Wire format and lossiness

The instance round trip routes Python values through a JSON intermediary so that panproto's pyo3 boundary (Instance.from_json) can build the Instance from a single string. The JSON in the middle is not the lossy form: each field is encoded into its sort's canonical wire form before JSON sees it. Decimal becomes a string ("1.23"), datetime becomes an ISO string, bytes becomes a hex string, UUID becomes its canonical string, and so on. The schema then tells panproto each field's sort, and the codec emits its native rich type (avro decimal(p, s), bson Decimal128, fhir dateTime, ...).

What this does mean:

  • Two different Python types that share a JSON literal would collide.

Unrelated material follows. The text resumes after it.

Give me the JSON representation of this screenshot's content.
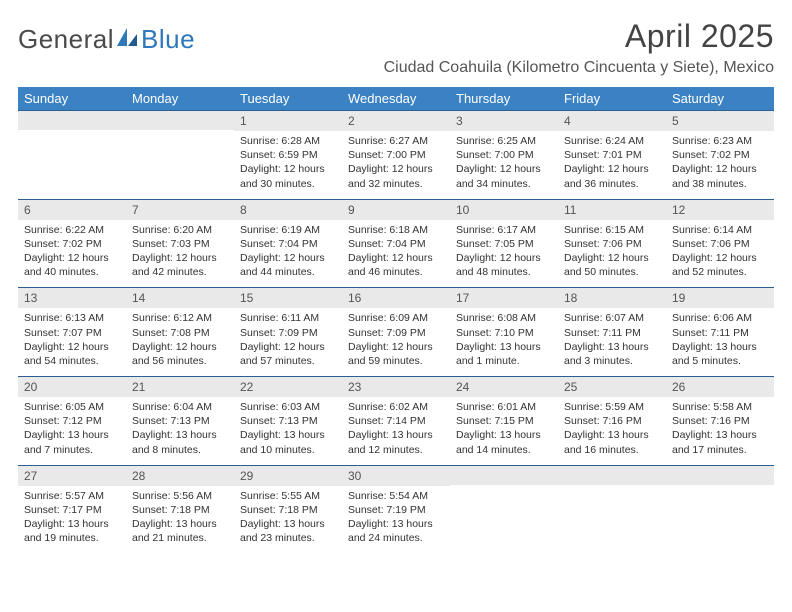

Today's eleven scalars (str/int/float/bool/bytes/Decimal/ datetime/date/time/UUID/None) all have distinct canonical wire forms, so the boundary is lossless for the v0.1 type space.
  • Protocols with native types richer than didactic's declared sorts (e.g. bson ObjectId, avro fixed(N), protobuf sint64/fixed64 distinctions) cannot round-trip those riches through a didactic Model, not because of the JSON intermediary, but because the Model schema cannot declare the distinction in the first place. Adding a richer Model field type (e.g. a future dx.Fixed[N]) is what unlocks the corresponding codec features.
  • io.parse re-coerces wire strings through each field's from_json adapter before handing the dict to Model.model_validate. If a future panproto codec returns a Python-native value (e.g. a real datetime rather than the ISO string), the adapter falls back to passing the value through unchanged. This is a soft contract; if it ever drifts, the symptom will be a quiet type mismatch in Model.model_validate. A Instance.from_python(...) constructor on the panproto side would let didactic skip the JSON hop entirely; tracked for a future panproto release.

Listing available targets

dx.codegen.list_emitters()
# every custom emitter name

dx.codegen.io.list_protocols()
# every IoRegistry protocol name

dx.codegen.source.available_targets()
# every panproto grammar name

The didactic targets CLI command prints all three categories.